Inmediatamente en Caracas el Padre José Virtuoso, SJ, Rector de la UCAB, lanzaba con contundencia: “La democracia en Venezuela está en paréntesis porque el gobierno ha administrado de forma arbitraria las elecciones. Si no hay elecciones debe dejarse el diálogo”. Recomendó al enviado, Monseñor Claudio María Celli, permanecer más tiempo en el país para una mejor comprensión de los problemas de la población y tener una mayor interlocución con distintos actores.

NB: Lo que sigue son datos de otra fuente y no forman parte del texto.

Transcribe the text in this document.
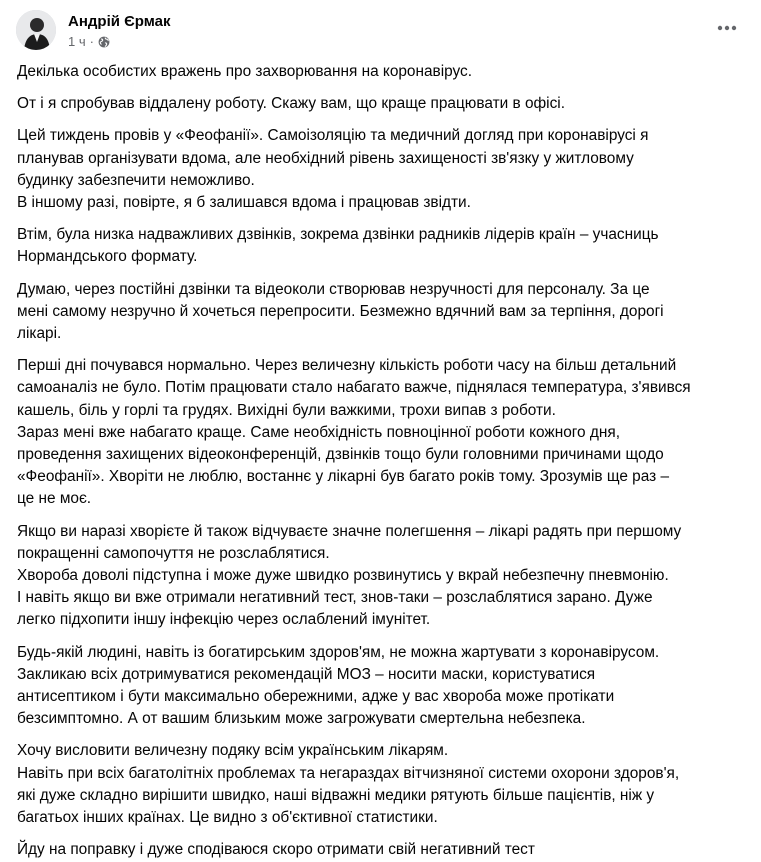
Андрій Єрмак
1 ч ·
Декілька особистих вражень про захворювання на коронавірус.
От і я спробував віддалену роботу. Скажу вам, що краще працювати в офісі.
Цей тиждень провів у «Феофанії». Самоізоляцію та медичний догляд при коронавірусі я
планував організувати вдома, але необхідний рівень захищеності зв'язку у житловому
будинку забезпечити неможливо.
В іншому разі, повірте, я б залишався вдома і працював звідти.
Втім, була низка надважливих дзвінків, зокрема дзвінки радників лідерів країн – учасниць
Нормандського формату.
Думаю, через постійні дзвінки та відеоколи створював незручності для персоналу. За це
мені самому незручно й хочеться перепросити. Безмежно вдячний вам за терпіння, дорогі
лікарі.
Перші дні почувався нормально. Через величезну кількість роботи часу на більш детальний
самоаналіз не було. Потім працювати стало набагато важче, піднялася температура, з'явився
кашель, біль у горлі та грудях. Вихідні були важкими, трохи випав з роботи.
Зараз мені вже набагато краще. Саме необхідність повноцінної роботи кожного дня,
проведення захищених відеоконференцій, дзвінків тощо були головними причинами щодо
«Феофанії». Хворіти не люблю, востаннє у лікарні був багато років тому. Зрозумів ще раз –
це не моє.
Якщо ви наразі хворієте й також відчуваєте значне полегшення – лікарі радять при першому
покращенні самопочуття не розслаблятися.
Хвороба доволі підступна і може дуже швидко розвинутись у вкрай небезпечну пневмонію.
І навіть якщо ви вже отримали негативний тест, знов-таки – розслаблятися зарано. Дуже
легко підхопити іншу інфекцію через ослаблений імунітет.
Будь-якій людині, навіть із богатирським здоров'ям, не можна жартувати з коронавірусом.
Закликаю всіх дотримуватися рекомендацій МОЗ – носити маски, користуватися
антисептиком і бути максимально обережними, адже у вас хвороба може протікати
безсимптомно. А от вашим близьким може загрожувати смертельна небезпека.
Хочу висловити величезну подяку всім українським лікарям.
Навіть при всіх багатолітніх проблемах та негараздах вітчизняної системи охорони здоров'я,
які дуже складно вирішити швидко, наші відважні медики рятують більше пацієнтів, ніж у
багатьох інших країнах. Це видно з об'єктивної статистики.
Йду на поправку і дуже сподіваюся скоро отримати свій негативний тест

Cuando Celli en reunión con el sector productivo confesó ver pocas probabilidades de éxito en las conversaciones e hizo alusión a su mediación en China usando una parábola de “las jaulas pequeñas con pájaros presos que luego se abrieron para que volaran en una jaula enorme” provocó una reacción inmediata. Días después escribió el Padre Luis Ugalde, SJ, su artículo semanal en El Nacional bajo el título “No somos chinos” que colgamos en www.runrun.es. Un segmento: “Es importante que los demócratas tengan claridad y defiendan esto en la mesa de negociación, en la calle, en la AN y en todas las instancias internacionales y que ayuden a que los facilitadores así lo entiendan. No se trata de humanizar la actual usurpación anticonstitucional disfrazada, sino de cambiar con votos democráticos el gobierno…necesitamos estar convencidos de que “no somos chinos” y persuadir a quienes de fuera nos quieren ayudar, que estén alerta pues el régimen “dialoga” al tiempo que va dando pasos para consolidar la dictadura. “No somos chinos” que se conforman con la dictadura política si nos alivian algo de la miseria económico-social, somos demócratas bajo un régimen que usurpa los derechos humanos y viola la Constitución…debemos unir al país para la urgente y difícil reconstrucción”.

Esperemos la reunión del martes 6 de diciembre. Si no hay cumplimiento rojo el panorama será más grave que la inflación, el hambre y la delincuencia  creadas por Maduro & Co.